McALLEN, Texas — In 2006, top U.S. Border Patrol officials were asked how long it would take to hire 6,000 agents, a roughly 50% increase at the time. Michael Fisher, then deputy chief in San Diego, says the officials concluded they would need five years.
''You have 2 1/2 years,'' Fisher recalls being told.
With Immigration and Customs Enforcement now preparing to add 10,000 employees within five years to assist with President Donald Trump's mass deportation efforts, the Border Patrol's torrid expansion in the early 2000s serves as a cautionary tale. Hiring and training standards were changed and arrests for employee misconduct rose. Pressure to turbo-charge growth can also lead to attrition.

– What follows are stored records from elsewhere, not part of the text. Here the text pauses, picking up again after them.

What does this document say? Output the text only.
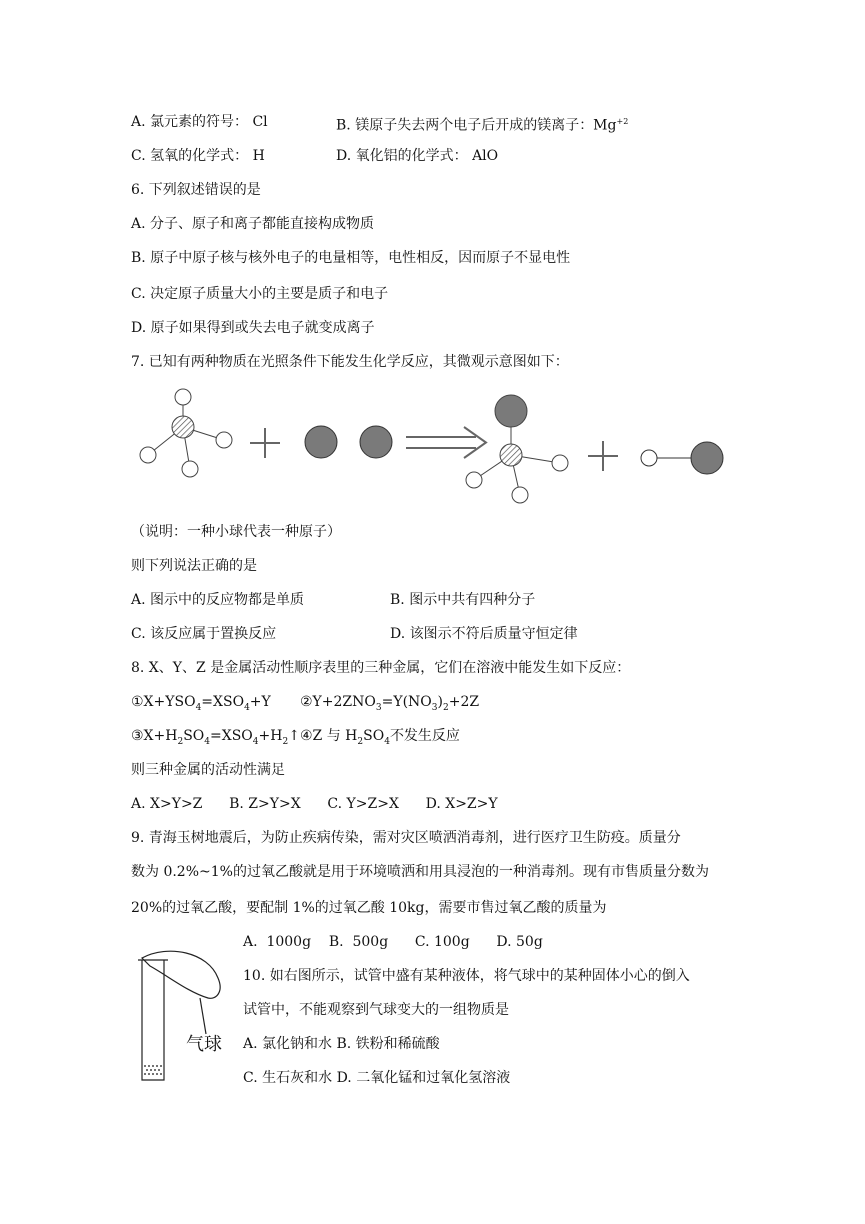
A. 氯元素的符号： Cl	B. 镁原子失去两个电子后开成的镁离子：$Mg^{+2}$
C. 氢氧的化学式： H	D. 氧化铝的化学式： AlO
6. 下列叙述错误的是
A. 分子、原子和离子都能直接构成物质
B. 原子中原子核与核外电子的电量相等，电性相反，因而原子不显电性
C. 决定原子质量大小的主要是质子和电子
D. 原子如果得到或失去电子就变成离子
7. 已知有两种物质在光照条件下能发生化学反应，其微观示意图如下：
（说明：一种小球代表一种原子）
则下列说法正确的是
A. 图示中的反应物都是单质	B. 图示中共有四种分子
C. 该反应属于置换反应	D. 该图示不符后质量守恒定律
8. X、Y、Z 是金属活动性顺序表里的三种金属，它们在溶液中能发生如下反应：
$①X+YSO_4=XSO_4+Y$ $②Y+2ZNO_3=Y(NO_3)_2+2Z$
$③X+H_2SO_4=XSO_4+H_2↑$ ④Z 与 $H_2SO_4$不发生反应
则三种金属的活动性满足
A. X>Y>Z      B. Z>Y>X      C. Y>Z>X      D. X>Z>Y
9. 青海玉树地震后，为防止疾病传染，需对灾区喷洒消毒剂，进行医疗卫生防疫。质量分
数为 0.2%~1%的过氧乙酸就是用于环境喷洒和用具浸泡的一种消毒剂。现有市售质量分数为
20%的过氧乙酸，要配制 1%的过氧乙酸 10kg，需要市售过氧乙酸的质量为
A.  1000g    B.  500g      C. 100g      D. 50g
气球
10. 如右图所示，试管中盛有某种液体，将气球中的某种固体小心的倒入
试管中，不能观察到气球变大的一组物质是
A. 氯化钠和水 B. 铁粉和稀硫酸
C. 生石灰和水 D. 二氧化锰和过氧化氢溶液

"If they don't uphold pretty rigorous standards and background checks, you can end up hiring the wrong people, and then you pay a huge price in how the public perceives them,'' said Gil Kerlikowske, who was commissioner of Customs and Border Protection, the Border Patrol's parent agency, from 2014 to 2017.
ICE, the main agency responsible for arresting and deporting people within the U.S., is set to get $76.5 billion, nearly 10 times its annual budget, under a bill Trump signed on July 4. Most of that money is for detention, but some is for hiring and other uses. The White House says ICE will grow from 20,000 employees to about 30,000.
''To do it today is an effort that needs to start years ago,'' said Matthew Hudak, former Border Patrol deputy chief. ''The funding is there, but it is nearly impossible to bring in that many people that quickly because you hit challenges."
Sponsoring a NASCAR race car and bull riding contests
The Border Patrol nearly doubled its workforce from 11,264 agents in October 2005 to 21,444 agents six years later.